Alunos expõem documentários na Secom
(Juliana Peloggia – 1º JO B)

A mostra de vídeo documentários produzidos durante a vídeo-oficina “Onde está a América Latina?”, oferecida aos alunos e técnicos, que aconteceu em julho no Sesc de Taubaté foi exibida nesta terça-feira 12 de agosto na 28ª Semana de Comunicação (Secom).

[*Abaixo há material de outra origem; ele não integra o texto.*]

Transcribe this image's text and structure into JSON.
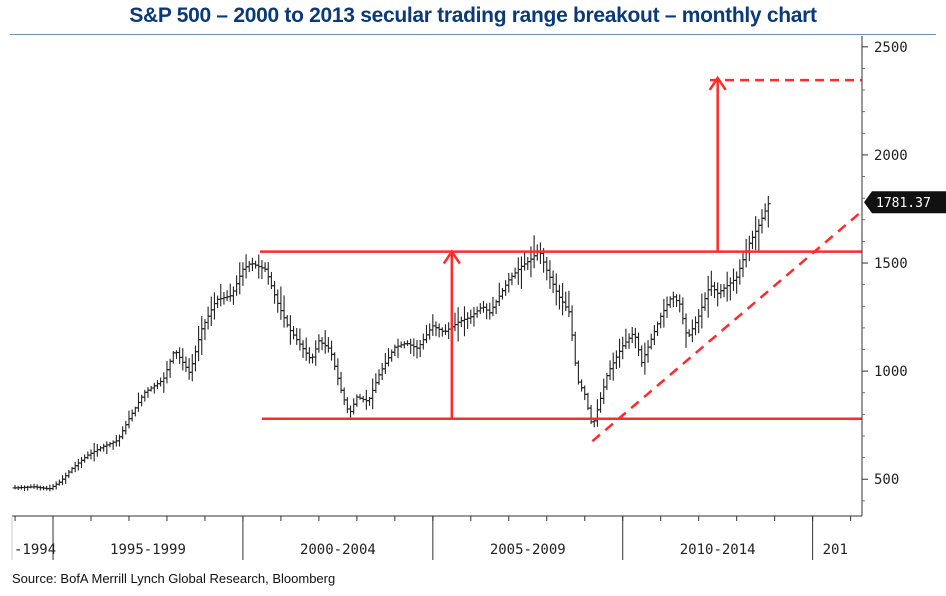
{
  "title": "S&P 500 – 2000 to 2013 secular trading range breakout – monthly chart",
  "source": "Source: BofA Merrill Lynch Global Research, Bloomberg",
  "chart_data": {
    "type": "ohlc",
    "title": "S&P 500 – 2000 to 2013 secular trading range breakout – monthly chart",
    "ylim": [
      330,
      2550
    ],
    "y_ticks": [
      500,
      1000,
      1500,
      2000,
      2500
    ],
    "x_range": [
      1993.92,
      2016.3
    ],
    "x_tick_labels": [
      "-1994",
      "1995-1999",
      "2000-2004",
      "2005-2009",
      "2010-2014",
      "201"
    ],
    "x_label_centers": [
      1994.4,
      1997.5,
      2002.5,
      2007.5,
      2012.5,
      2016.0
    ],
    "x_dividers": [
      1995,
      2000,
      2005,
      2010,
      2015
    ],
    "last_value_label": "1781.37",
    "last_value": 1781.37,
    "series_color": "#222222",
    "annotation_color": "#ff2a2a",
    "price_path": [
      [
        1994.0,
        460
      ],
      [
        1994.5,
        465
      ],
      [
        1994.9,
        455
      ],
      [
        1995.2,
        490
      ],
      [
        1995.5,
        550
      ],
      [
        1995.9,
        610
      ],
      [
        1996.3,
        650
      ],
      [
        1996.7,
        680
      ],
      [
        1997.0,
        780
      ],
      [
        1997.4,
        900
      ],
      [
        1997.9,
        960
      ],
      [
        1998.2,
        1100
      ],
      [
        1998.6,
        990
      ],
      [
        1998.9,
        1190
      ],
      [
        1999.3,
        1330
      ],
      [
        1999.7,
        1350
      ],
      [
        1999.99,
        1469
      ],
      [
        2000.2,
        1500
      ],
      [
        2000.6,
        1470
      ],
      [
        2000.9,
        1320
      ],
      [
        2001.2,
        1200
      ],
      [
        2001.6,
        1100
      ],
      [
        2001.8,
        1050
      ],
      [
        2002.0,
        1140
      ],
      [
        2002.3,
        1100
      ],
      [
        2002.6,
        900
      ],
      [
        2002.8,
        800
      ],
      [
        2003.0,
        880
      ],
      [
        2003.3,
        860
      ],
      [
        2003.6,
        990
      ],
      [
        2003.99,
        1110
      ],
      [
        2004.3,
        1130
      ],
      [
        2004.6,
        1105
      ],
      [
        2004.99,
        1210
      ],
      [
        2005.3,
        1180
      ],
      [
        2005.7,
        1230
      ],
      [
        2005.99,
        1250
      ],
      [
        2006.3,
        1300
      ],
      [
        2006.5,
        1270
      ],
      [
        2006.99,
        1420
      ],
      [
        2007.3,
        1480
      ],
      [
        2007.6,
        1520
      ],
      [
        2007.8,
        1560
      ],
      [
        2007.99,
        1470
      ],
      [
        2008.3,
        1350
      ],
      [
        2008.6,
        1270
      ],
      [
        2008.8,
        960
      ],
      [
        2008.99,
        900
      ],
      [
        2009.2,
        740
      ],
      [
        2009.3,
        800
      ],
      [
        2009.6,
        990
      ],
      [
        2009.99,
        1115
      ],
      [
        2010.3,
        1180
      ],
      [
        2010.5,
        1040
      ],
      [
        2010.99,
        1250
      ],
      [
        2011.3,
        1350
      ],
      [
        2011.5,
        1310
      ],
      [
        2011.7,
        1150
      ],
      [
        2011.99,
        1250
      ],
      [
        2012.3,
        1400
      ],
      [
        2012.5,
        1360
      ],
      [
        2012.99,
        1430
      ],
      [
        2013.3,
        1580
      ],
      [
        2013.6,
        1680
      ],
      [
        2013.85,
        1781
      ]
    ],
    "annotations": {
      "resistance_line": {
        "y": 1553,
        "x": [
          2000.45,
          2016.3
        ]
      },
      "support_line": {
        "y": 780,
        "x": [
          2000.5,
          2016.3
        ]
      },
      "range_height_arrow": {
        "x": 2005.5,
        "from": 780,
        "to": 1553
      },
      "breakout_arrow": {
        "x": 2012.5,
        "from": 1553,
        "to": 2356
      },
      "target_line": {
        "y": 2346,
        "x": [
          2012.3,
          2016.3
        ]
      },
      "uptrend_line": {
        "from": [
          2009.2,
          676
        ],
        "to": [
          2016.3,
          1740
        ]
      }
    }
  }
}
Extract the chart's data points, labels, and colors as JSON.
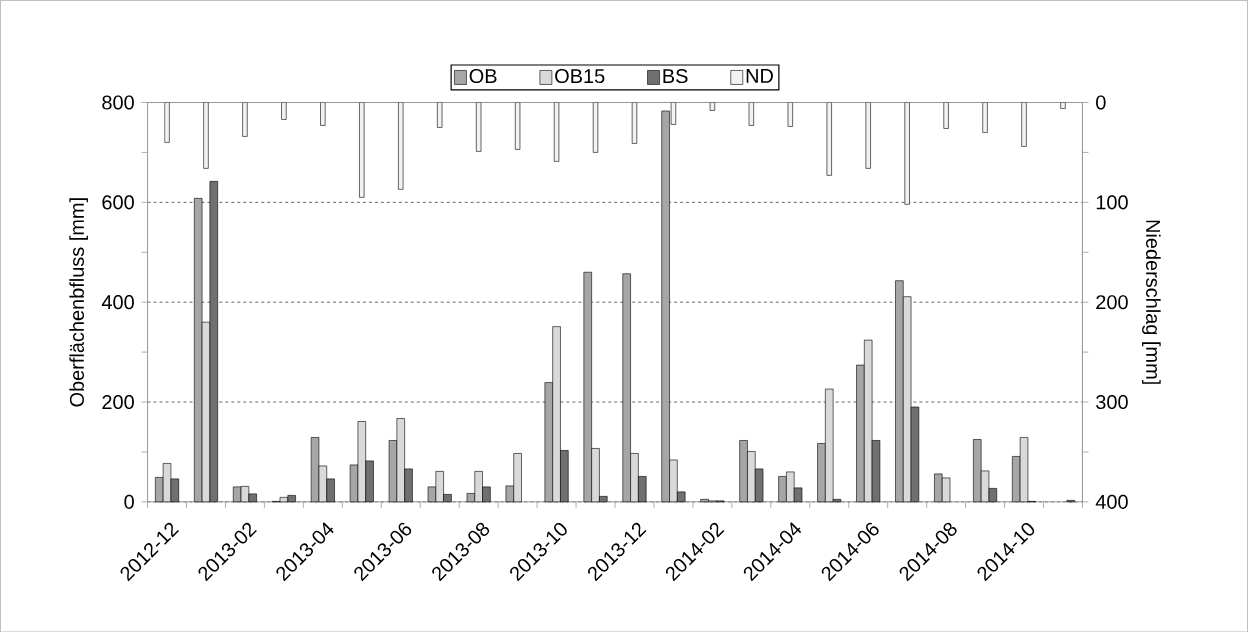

Os vídeos foram produzidos durante 15 dias e as gravações aconteceram durante uma semana, em horários muito diversificados. “O curso teve a participação de 36 alunos, que foram divididos em três grupos para a execução dos documentários. Cada grupo foi supervisionado por um coordenador: Cristian Cancino, Pedro Dantas ou Fernando Marron”, explica Milton Nilo, coordenador do Sesc. Os temas apresentados foram “Tem dias que a noite é”, “Doador” e “De volta às origens”, que tiveram como assunto central as profissões noturnas, os companheiros da alegria e a morte, respectivamente. A estudante de Jornalismo, Estela Zuin, participou da produção do documentário “Doador”. “Eu aprendi sobre técnica, como filmar e a trabalhar em grupo”, disse a aluna. Estela admite que a maior dificuldade foi um grupo grande, pois eram 12 pessoas trabalhando para a montagem de um documentário, as idéias divergiam muito. “A primeira dificuldade foi encontrar um tema central, a segunda foi de reunir o grupo todo para a filmagem do documentário.”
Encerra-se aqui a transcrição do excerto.